Overall, this post-hoc analysis provides more granular data supporting dupilumab’s favourable impact on the risk of exacerbations in COPD using different literature definitions of severe exacerbations. Using this new endpoint, dupilumab treatment was associated with a reduced risk of severe exacerbation events and delayed time-to-first severe exacerbation, with a reduction in ED visits and a reduced need for SCS. Collectively, these results suggest a potential benefit of dupilumab treatment in lowering disease burden and healthcare resource utilisation in patients with COPD.30

Conclusion

In summary, these new data presented at leading respiratory congresses during 2025 provide further evidence supporting the efficacy of the dual IL-4 and IL-13 inhibitor, dupilumab, in treating asthma and COPD with Type 2 inflammation.
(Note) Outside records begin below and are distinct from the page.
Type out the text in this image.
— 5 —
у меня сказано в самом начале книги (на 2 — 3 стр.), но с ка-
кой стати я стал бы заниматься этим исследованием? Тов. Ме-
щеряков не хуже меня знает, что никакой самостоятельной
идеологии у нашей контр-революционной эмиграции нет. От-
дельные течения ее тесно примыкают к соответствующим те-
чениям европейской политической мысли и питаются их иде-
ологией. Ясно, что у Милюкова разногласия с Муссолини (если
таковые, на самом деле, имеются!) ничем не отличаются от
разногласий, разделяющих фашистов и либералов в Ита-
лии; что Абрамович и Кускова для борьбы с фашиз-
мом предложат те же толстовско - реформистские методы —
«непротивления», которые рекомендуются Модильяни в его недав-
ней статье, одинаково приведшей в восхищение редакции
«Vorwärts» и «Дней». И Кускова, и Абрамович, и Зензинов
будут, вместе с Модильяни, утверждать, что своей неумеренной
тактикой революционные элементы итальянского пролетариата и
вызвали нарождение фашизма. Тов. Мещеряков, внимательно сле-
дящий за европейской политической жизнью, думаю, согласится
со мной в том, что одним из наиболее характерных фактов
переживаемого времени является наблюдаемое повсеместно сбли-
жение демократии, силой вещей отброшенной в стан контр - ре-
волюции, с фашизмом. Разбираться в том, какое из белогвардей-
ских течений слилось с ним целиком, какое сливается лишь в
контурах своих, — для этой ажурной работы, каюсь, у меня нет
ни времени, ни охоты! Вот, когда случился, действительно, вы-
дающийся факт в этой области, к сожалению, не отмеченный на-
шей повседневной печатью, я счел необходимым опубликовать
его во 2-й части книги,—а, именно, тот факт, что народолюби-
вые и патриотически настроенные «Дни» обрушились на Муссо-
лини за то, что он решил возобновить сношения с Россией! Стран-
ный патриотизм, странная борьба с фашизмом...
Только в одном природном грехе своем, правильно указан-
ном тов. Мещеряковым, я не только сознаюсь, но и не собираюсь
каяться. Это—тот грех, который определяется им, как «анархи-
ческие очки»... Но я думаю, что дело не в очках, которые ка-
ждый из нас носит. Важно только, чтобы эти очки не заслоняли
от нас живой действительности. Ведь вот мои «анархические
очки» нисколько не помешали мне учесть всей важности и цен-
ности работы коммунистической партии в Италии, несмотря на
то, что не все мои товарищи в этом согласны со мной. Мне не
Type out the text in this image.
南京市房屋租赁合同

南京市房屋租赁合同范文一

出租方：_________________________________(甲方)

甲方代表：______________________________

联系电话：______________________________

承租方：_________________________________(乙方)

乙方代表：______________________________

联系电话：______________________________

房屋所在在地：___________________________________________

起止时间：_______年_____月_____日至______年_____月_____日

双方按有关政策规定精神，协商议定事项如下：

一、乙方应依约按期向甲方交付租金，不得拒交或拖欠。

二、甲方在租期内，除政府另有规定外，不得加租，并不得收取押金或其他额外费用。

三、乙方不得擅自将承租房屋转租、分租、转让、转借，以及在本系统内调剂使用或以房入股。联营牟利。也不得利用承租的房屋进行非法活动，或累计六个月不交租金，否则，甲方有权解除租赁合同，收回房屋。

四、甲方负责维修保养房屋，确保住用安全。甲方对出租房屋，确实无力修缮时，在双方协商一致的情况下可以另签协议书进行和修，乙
In asthma, dupilumab demonstrated efficacy in patients with coexisting ABPA, improved outcomes (including remission) in patients with severe asthma in the real-world setting, and proved superior to omalizumab in a head-to-head study in asthma with CRSwNP. In post-hoc analyses of pivotal trials in the COPD space, dupilumab reduced the risk of severe exacerbations and ED visits, and ameliorated the detrimental impact of exacerbations on patients’ lung function.